The "characteristic property" of the tensor space

Question

This relates to page 309 of John Lee's textbook on Smooth Manifolds. Specifically Proposition 12.7, the characteristic property of the tensor product space.

I fundamentally fail to see how this would uniquely characterise the tensor product space up to isomorphism, even if the proposition is true:

Proposition 12.7 (Characteristic Property of the Tensor Product Space)

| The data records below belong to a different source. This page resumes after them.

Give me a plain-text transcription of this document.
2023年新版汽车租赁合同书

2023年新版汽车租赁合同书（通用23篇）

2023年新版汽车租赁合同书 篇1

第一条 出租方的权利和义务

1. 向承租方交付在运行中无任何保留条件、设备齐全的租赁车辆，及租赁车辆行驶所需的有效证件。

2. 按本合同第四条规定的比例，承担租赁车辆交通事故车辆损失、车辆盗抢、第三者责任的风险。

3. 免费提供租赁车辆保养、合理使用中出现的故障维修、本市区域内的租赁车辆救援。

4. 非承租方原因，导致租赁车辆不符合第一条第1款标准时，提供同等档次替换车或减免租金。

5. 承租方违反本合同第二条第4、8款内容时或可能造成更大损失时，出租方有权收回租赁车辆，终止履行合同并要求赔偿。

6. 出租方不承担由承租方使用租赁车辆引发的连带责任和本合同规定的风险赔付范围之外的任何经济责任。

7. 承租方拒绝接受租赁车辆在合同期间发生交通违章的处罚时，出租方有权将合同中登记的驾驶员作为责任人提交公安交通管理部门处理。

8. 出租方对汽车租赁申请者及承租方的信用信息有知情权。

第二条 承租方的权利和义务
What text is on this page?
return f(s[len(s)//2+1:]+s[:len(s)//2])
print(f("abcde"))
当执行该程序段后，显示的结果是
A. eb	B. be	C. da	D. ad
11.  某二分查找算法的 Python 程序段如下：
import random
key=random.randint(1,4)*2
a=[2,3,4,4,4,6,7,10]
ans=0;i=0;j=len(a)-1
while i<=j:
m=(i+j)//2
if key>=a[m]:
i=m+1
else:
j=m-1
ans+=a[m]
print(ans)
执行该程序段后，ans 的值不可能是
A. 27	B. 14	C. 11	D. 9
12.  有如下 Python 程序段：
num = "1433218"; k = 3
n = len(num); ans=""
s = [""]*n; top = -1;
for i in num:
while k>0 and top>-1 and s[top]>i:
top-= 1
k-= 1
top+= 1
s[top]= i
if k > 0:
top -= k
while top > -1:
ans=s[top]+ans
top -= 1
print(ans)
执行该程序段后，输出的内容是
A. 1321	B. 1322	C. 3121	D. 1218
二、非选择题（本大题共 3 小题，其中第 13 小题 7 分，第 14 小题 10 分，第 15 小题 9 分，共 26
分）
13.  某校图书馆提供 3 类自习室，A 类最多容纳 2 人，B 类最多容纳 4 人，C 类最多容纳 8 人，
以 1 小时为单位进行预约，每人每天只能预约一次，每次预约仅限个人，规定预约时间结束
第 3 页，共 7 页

Let $V_1,...,V_k$ be finite-dimensional real vector spaces. If $A:V_1\times ...\times V_k\rightarrow X$ is any multilinear map into a vector space $X$, then there is a unique linear map $\tilde A:V_1\otimes ...\otimes V_k\rightarrow X$ such that the following diagram commutes:

where $\pi$ is the map $\pi(v_1,...,v_k)=v_1\otimes...\otimes v_k$.

Could someone explain in principle how this would uniquely characterise the tensor product space? The book provides a proof of the proposition, I'm just confused on the underlying logic being employed.

I think an emphasis on why the existence of "another candidate for the tensor product space" must be isomorphic to the first given the truth of the above.

Answer 1

Denote the tensor product by $T$. Assume there is another space $T'$ and a multilinear map $\pi': V_1\times...\times V_k\to T'$ with the same universal property: if $f:V_1\times...\times V_k\to X$ is multilinear then then there is a unique linear map $\tilde{f}:T'\to X$ such that $\tilde{f}\circ\pi'=f$.

Since $\pi: V_1\times...\times V_k\to T$ is multilinear, there is a unique linear map $\varphi:T'\to T$ such that $\varphi\circ\pi'=\pi$. Similarly, since $\pi':V_1\times...\times V_k\to T'$ is multilinear, there is a unique map $\psi:T\to T'$ such that $\psi\circ\pi=\pi'$.

So we get $(\varphi\circ\psi)\circ\pi=\pi$. So $\varphi\circ\psi:T\to T$ is a linear map which "extends" the multilinear map $\pi:V_1\times...\times V_k\to T$ to $T$. On the other hand, $id_T$ is another linear map which satisfies $id_T\circ\pi=\pi$, and so it also "extends" the same multilinear map. By the uniqueness of the extension, it follows that $\varphi\circ\psi=id_T$. Similarly, it can be shown that $\psi\circ\varphi=id_{T'}$. So $\psi:T\to T'$ is an isomorphism.

Answer 2

Yes! What you have remarked at the end is how we show that.

Let $W$ satisfies the characteristic property of tensor product. This means :

1. There is a map $\theta: V_1 \times \cdots \times V_k \to W$
2. Given any map $T : V_1 \times \cdots \times V_k \to X$, there exist a unique map $t : W \to X$ such that $$T = t \circ \theta$$

Now there should be a unique map $t_\pi : W \to V_1 \otimes \cdots \otimes V_k$ such that $\pi = t_\pi \circ \theta$ and a unique map $A_\theta : V_1 \otimes \cdots \otimes V_k \to W$ such that $\theta = A_\theta \circ \pi$.

Hence we get $$\pi = (t_\pi \circ A_\theta ) \circ \pi \quad \text{and} \quad \theta = (A_\theta \circ t_\pi) \circ \theta$$

Also we have $$\pi = \text{Id}_{V_1 \otimes \cdots \otimes V_k} \circ \pi \quad \text{and} \quad \theta = \text{Id}_W \circ \theta$$

But due to uniqueness, $$\text{Id}_{V_1 \otimes \cdots \otimes V_k} = t_\pi \circ A_\theta \quad \text{and} \quad \text{Id}_W = A_\theta \circ t_\pi$$

So, $V_1 \otimes \cdots \otimes V_k$ is isomorphic to $W$.